Venezuela fires back at Mike Pence at United Nations

Edited by Jorge Ruiz Miyares
2019-04-11 16:02:02


United Nations, April 11 (RHC)-- The United Nations Security Council met Wednesday to discuss the current situation in Venezuela, a high-level meeting in which the U.S. Vice President Mike Pence participated.

During his speech before the Security Council, Vice President Pence made no new proposal but repeated Washingtons' previous requests, insisting that President Nicolas Maduro must leave office.  Pense said: "The time has come for the United Nations to recognize interim president Juan Guaido as the legitimate president of Venezuela and seat his representative in this body," although it was not immediately clear if he was proposing a resolution in the Security Council or the General Assembly.

As part of his argument against the legitimate Venezuelan government, Pence also told Venezuela’s Ambassador Samuel Moncada “with all due respect, you shouldn’t be here.”

In response, Russia’s United Nations permanent representative Vasily Nebenzya questioned the real intentions behind the U.S. aid and stressed that Venezuela does not reject international cooperation when it is friendly.  "The U.S. has still not overcome the devastation of Hurricane Maria," the Russian ambassador said in response to Pence claiming the U.S. is trying to deliver aid to Venezuela, adding that the Venezuelan government "is not rejecting humanitarian assistance. Russia and other countries have provided assistance along with WHO."

During his speech, the Russian ambassador pointed out that the current situation in Venezuela is related to the U.S. geopolitical interest of controlling the region.

"If you want to make America great again stop interfering in the interest of other states," Nebenzya said and, addressing the Latin American neighboring, made it clear that “Venezuela is a bargaining chip for geopolitical influence in the world."  At the end of his first speech, the Russian representative stated that "we call on the U.S. to recognize the right of the Venezuelan people's rights to choose their leadership."
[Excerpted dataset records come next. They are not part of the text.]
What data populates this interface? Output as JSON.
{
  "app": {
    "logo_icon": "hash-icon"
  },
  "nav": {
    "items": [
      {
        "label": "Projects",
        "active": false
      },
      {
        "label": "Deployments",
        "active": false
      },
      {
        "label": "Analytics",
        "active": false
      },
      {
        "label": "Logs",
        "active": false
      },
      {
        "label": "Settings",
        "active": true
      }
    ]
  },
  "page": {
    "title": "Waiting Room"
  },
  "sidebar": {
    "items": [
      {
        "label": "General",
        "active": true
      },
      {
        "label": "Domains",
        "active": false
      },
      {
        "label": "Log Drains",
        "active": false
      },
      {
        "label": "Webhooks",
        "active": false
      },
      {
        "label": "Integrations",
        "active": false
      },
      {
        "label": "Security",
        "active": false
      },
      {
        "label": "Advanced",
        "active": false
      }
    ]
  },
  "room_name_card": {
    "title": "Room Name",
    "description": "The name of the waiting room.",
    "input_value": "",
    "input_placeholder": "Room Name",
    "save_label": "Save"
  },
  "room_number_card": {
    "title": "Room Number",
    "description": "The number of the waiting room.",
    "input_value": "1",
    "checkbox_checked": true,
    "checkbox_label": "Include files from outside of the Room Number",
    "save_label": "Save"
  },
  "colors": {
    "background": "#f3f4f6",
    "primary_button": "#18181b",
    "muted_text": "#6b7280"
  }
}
China’s Ambassador at the United Nations, Liu Jieyi, mentioned that his country has been following the developments in Venezuela closely “in the hope that the Venezuelan affairs be handled internally," recalling that the first batch of Chinese Humanitarian aid was delivered on March 29.  "Unilateral sanctions will only worsen the situation. It won't help resolve the problems nor will it bring peace," Liu said.

Besides rejecting any military intervention in the Bolivarian country, the South African representative Jerry Matjila, asked for the U.N.'s respect for the impartiality, neutrality and independence in aid provision.

“The current situation in Venezuela requires a constructive and united approach by the Council,” Matijla stated and added that “the political situation and continued economic difficulties in Venezuela is a result of a myriad of factors, including conflicting geopolitical dynamics.”

Once the first round of statements was concluded, Venezuela’s Ambassador Samuel Moncada took the floor and strongly rejected the U.S. interpretation of what is happening in his country.  "To begin, I think it is called upon us to speak on the falsehoods that have been spoken about Venezuela,” he said and denounced that a new coup attempt had just happened yesterday, as “the U.S. is attempting to pillage our resources.”

Moncada also expressed his categorical denial of the U.S. statements, which has no basis in the Venezuelan constitution and laws.  "The only state representing Venezuela is the Bolivarian Republic of Venezuela," he said and framed the so-called humanitarian crisis as "part of the machinery of lies spread about the government of Venezuela.”

The prior Security Council meeting on Venezuela was held on February 28th, when Russia, China and South Africa vetoed a U.S. draft resolution in which the Venezuelan government would have been held responsible for the country's economic collapse, a political maneuver aimed at disguising the U.S. economic war against the government of Nicolas Maduro.